Saturday 12 May 2018

20. Lunch At Pieminister.

Beggar Boy with a piece of pie by Giacomo Peroti

 I do like a good pie. Somehow it seems very English.

  So what could be better than a restaurant that specialises in serving pies? Let's head for Pieminister in Waterloo Street to find out. Fleetingly I think of Sweeney Todd and Bellowhead's song 'Black beetle pies' but such unpleasant fancies soon flee away as I arrive at the restaurant which specialises in minimalist decor and seems to attract far more male customers than females.
  Not much in the way of starters, somehow olives don't seem appropriate. And so straight to the main course - a chicken and ham pie on a bed of mash with accompanying mushy peas.
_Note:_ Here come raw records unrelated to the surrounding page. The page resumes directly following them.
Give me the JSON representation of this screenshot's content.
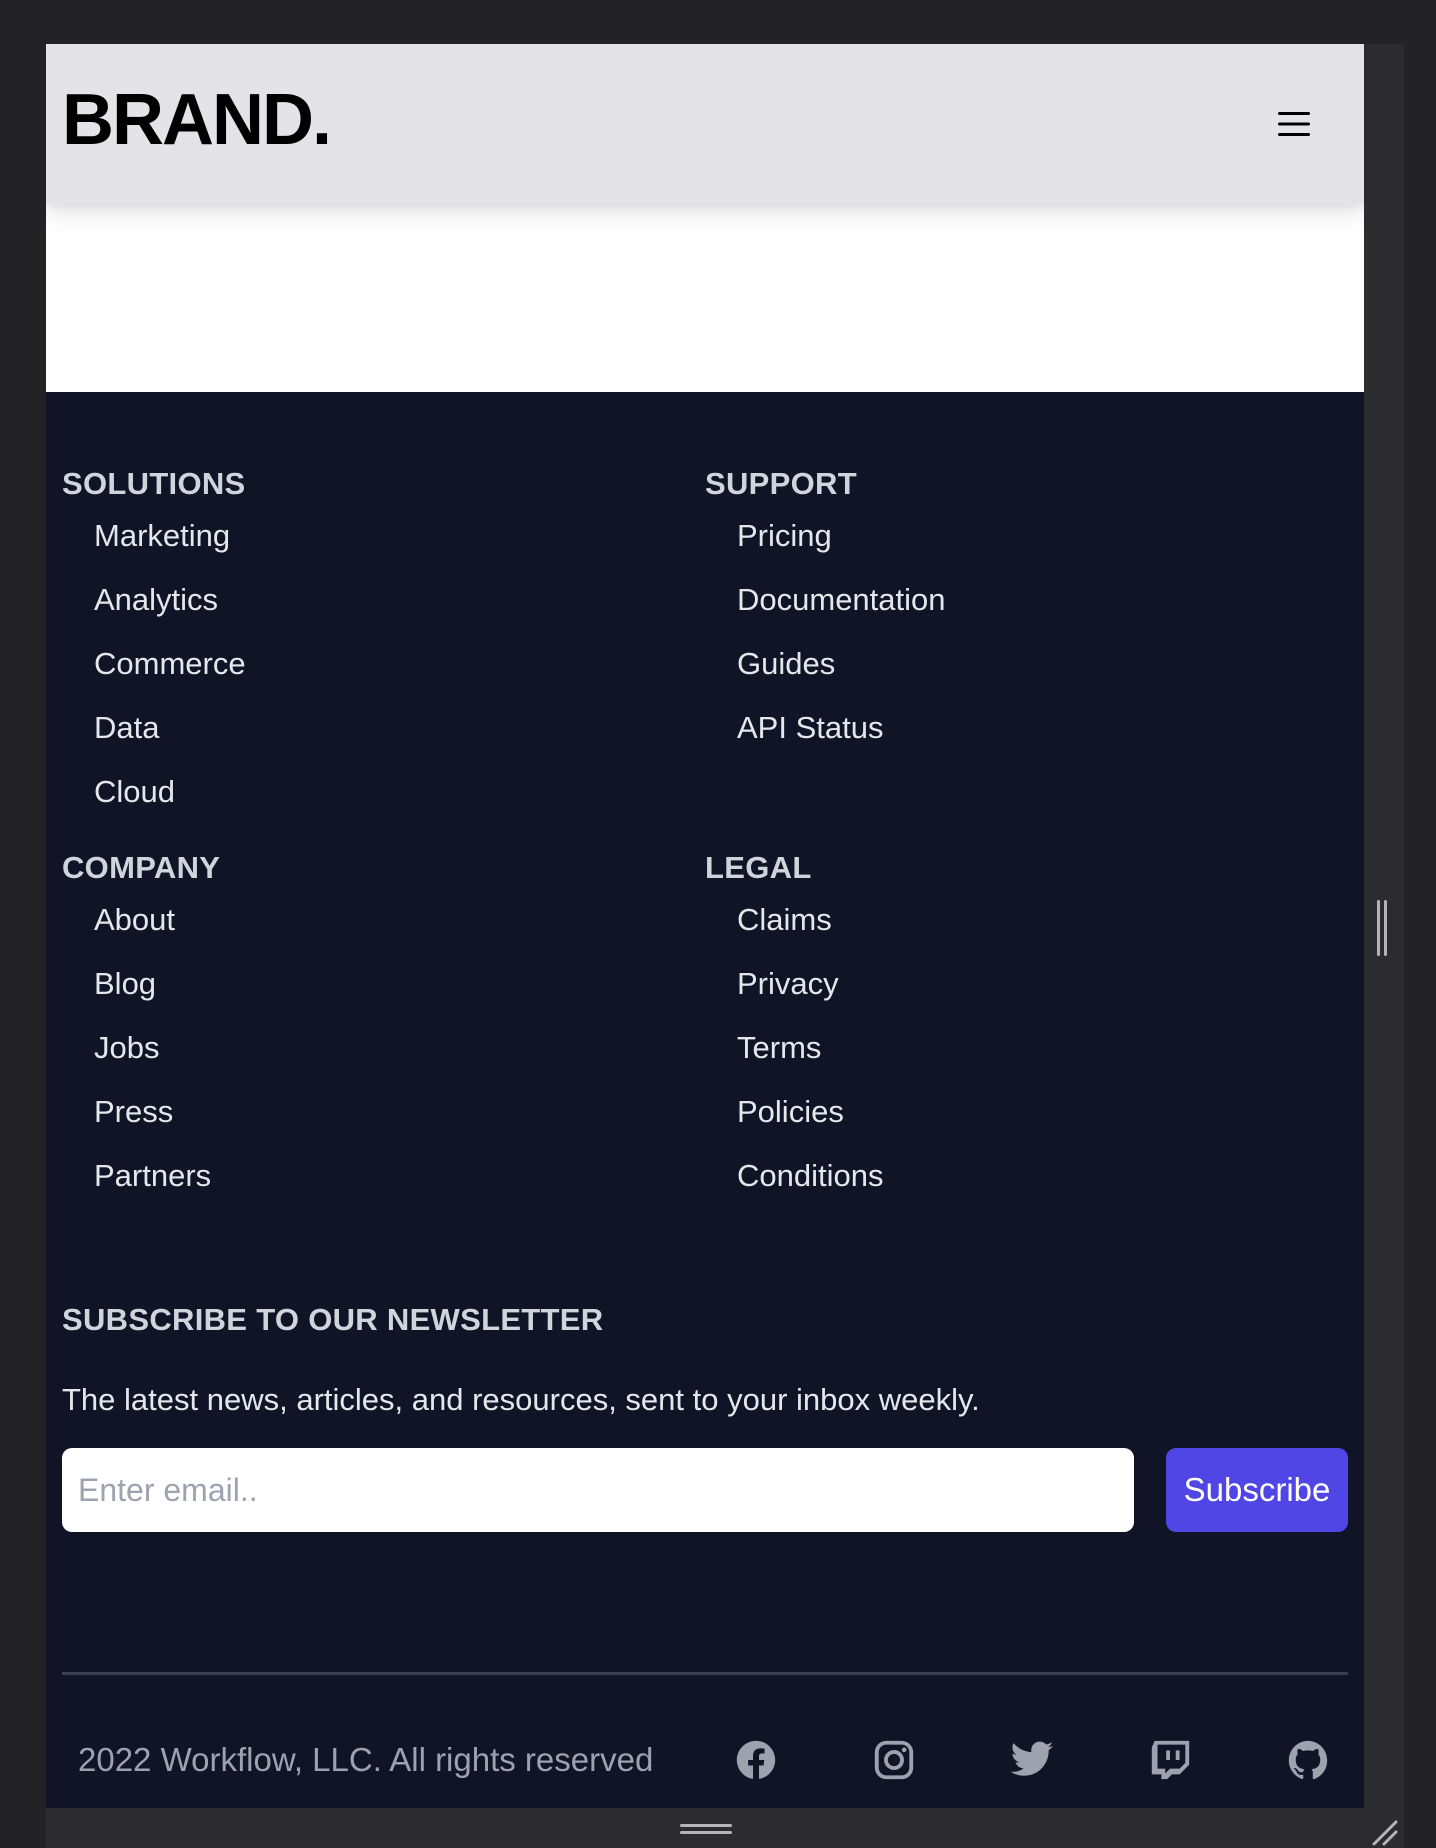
{
  "header": {
    "brand": "BRAND.",
    "menu_icon": "hamburger-menu-icon"
  },
  "footer": {
    "columns": [
      {
        "title": "SOLUTIONS",
        "links": [
          "Marketing",
          "Analytics",
          "Commerce",
          "Data",
          "Cloud"
        ]
      },
      {
        "title": "SUPPORT",
        "links": [
          "Pricing",
          "Documentation",
          "Guides",
          "API Status"
        ]
      },
      {
        "title": "COMPANY",
        "links": [
          "About",
          "Blog",
          "Jobs",
          "Press",
          "Partners"
        ]
      },
      {
        "title": "LEGAL",
        "links": [
          "Claims",
          "Privacy",
          "Terms",
          "Policies",
          "Conditions"
        ]
      }
    ],
    "newsletter": {
      "title": "SUBSCRIBE TO OUR NEWSLETTER",
      "description": "The latest news, articles, and resources, sent to your inbox weekly.",
      "email_placeholder": "Enter email..",
      "button_label": "Subscribe"
    },
    "copyright": "2022 Workflow, LLC. All rights reserved",
    "social_icons": [
      "facebook-icon",
      "instagram-icon",
      "twitter-icon",
      "twitch-icon",
      "github-icon"
    ]
  },
  "colors": {
    "footer_bg": "#111427",
    "accent": "#4f46e5",
    "navbar_bg": "#e4e4e7"
  }
}
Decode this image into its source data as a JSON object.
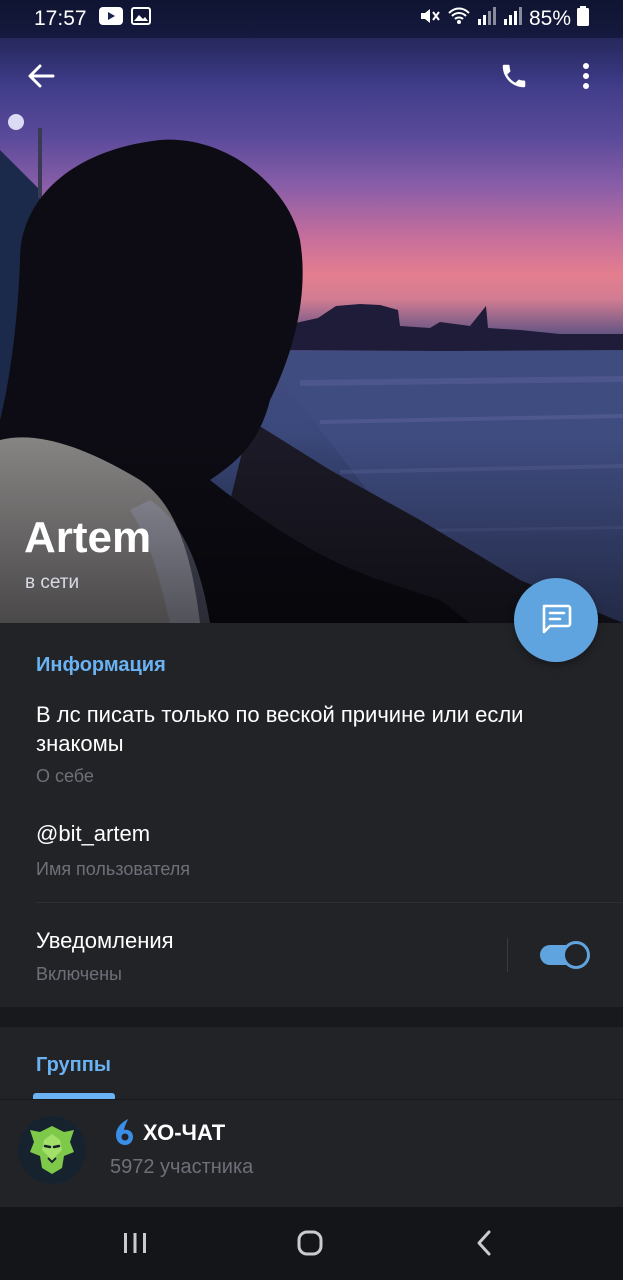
{
  "statusbar": {
    "time": "17:57",
    "battery": "85%",
    "icons": [
      "youtube-icon",
      "gallery-icon",
      "mute-icon",
      "wifi-icon",
      "signal-icon",
      "signal-icon",
      "battery-icon"
    ]
  },
  "topbar": {
    "icons": [
      "back-arrow-icon",
      "phone-icon",
      "more-vert-icon"
    ]
  },
  "profile": {
    "name": "Artem",
    "status": "в сети"
  },
  "info": {
    "section_title": "Информация",
    "bio": "В лс писать только по веской причине или если знакомы",
    "bio_label": "О себе",
    "username": "@bit_artem",
    "username_label": "Имя пользователя",
    "notifications": "Уведомления",
    "notifications_state": "Включены",
    "notifications_on": true
  },
  "groups": {
    "section_title": "Группы",
    "items": [
      {
        "name": "ХО-ЧАТ",
        "members": "5972 участника"
      }
    ]
  },
  "navbar": {
    "icons": [
      "recent-apps-icon",
      "home-icon",
      "back-icon"
    ]
  },
  "colors": {
    "accent": "#6ab2f2",
    "fab": "#5fa4de",
    "panel": "#222327",
    "background": "#18191d",
    "secondary_text": "#6d7079"
  }
}
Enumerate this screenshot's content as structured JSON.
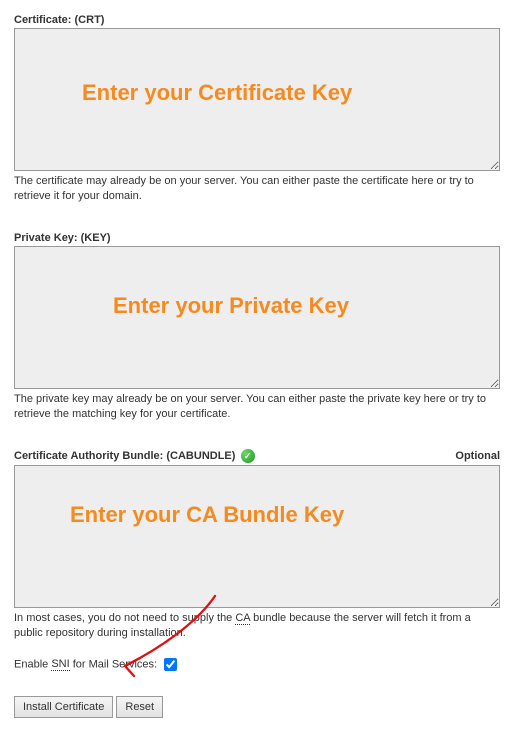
{
  "cert": {
    "label": "Certificate: (CRT)",
    "help": "The certificate may already be on your server. You can either paste the certificate here or try to retrieve it for your domain.",
    "overlay": "Enter your Certificate Key"
  },
  "key": {
    "label": "Private Key: (KEY)",
    "help": "The private key may already be on your server. You can either paste the private key here or try to retrieve the matching key for your certificate.",
    "overlay": "Enter your Private Key"
  },
  "bundle": {
    "label": "Certificate Authority Bundle: (CABUNDLE)",
    "optional": "Optional",
    "help_pre": "In most cases, you do not need to supply the ",
    "help_dotted": "CA",
    "help_post": " bundle because the server will fetch it from a public repository during installation.",
    "overlay": "Enter your CA Bundle Key"
  },
  "sni": {
    "pre": "Enable ",
    "dotted": "SNI",
    "post": " for Mail Services:",
    "checked": true
  },
  "buttons": {
    "install": "Install Certificate",
    "reset": "Reset"
  }
}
I might have liked simple chips with my pie and peas, not modern chips with the skin on, but classic beautifully cooked chips, soft on the inside and crunchy on the outside, but such was not available. But let's be honest, how can you better classic pie and mash? And the pie was fine. The classic chicken and tarragon combination with just the right amount of tarragon so that the powerful herb enhanced the flavour without killing it straight dead. The mash too was fine - proper mash not some near-liquid purée with all the body squeezed out of it - and the peas were admirable, perfectly minted, I wondered if there was a hint of vinegar which would have been spot on.

Pie, mash and mushy peas

  I had a vanilla milkshake with the meal which served as an accompanying drink and a pudding. The milkshake was inadequate in size and overpriced but I guess Pieminister has to make its profit somewhere or the other.
  The service was excellent and all in all the experience quite pleasurable and if it survives I will be happy to lunch at Pieminister again.
  Pieminister had begun as a business for 12 years prior to its opening in Birmingham and had been started in Bristol with other branches in Exeter, Nottingham, and Leeds. It's pleasing to have a chain of restaurants that specialise in food with a distinctly British character rather than yet another tedious burger joint but the restaurant could have looked more British. And going out to eat should have a little bit of excitement to it but there is really no thrill to going to Pieminister. Perhaps things could be made to be a little less routine by having special pies of the day to add an air of immediacy to the menu. 
  Nevertheless, a visit to Pieminister is a perfectly satisfactory experience. You could say, "The pies have it, the pies have it".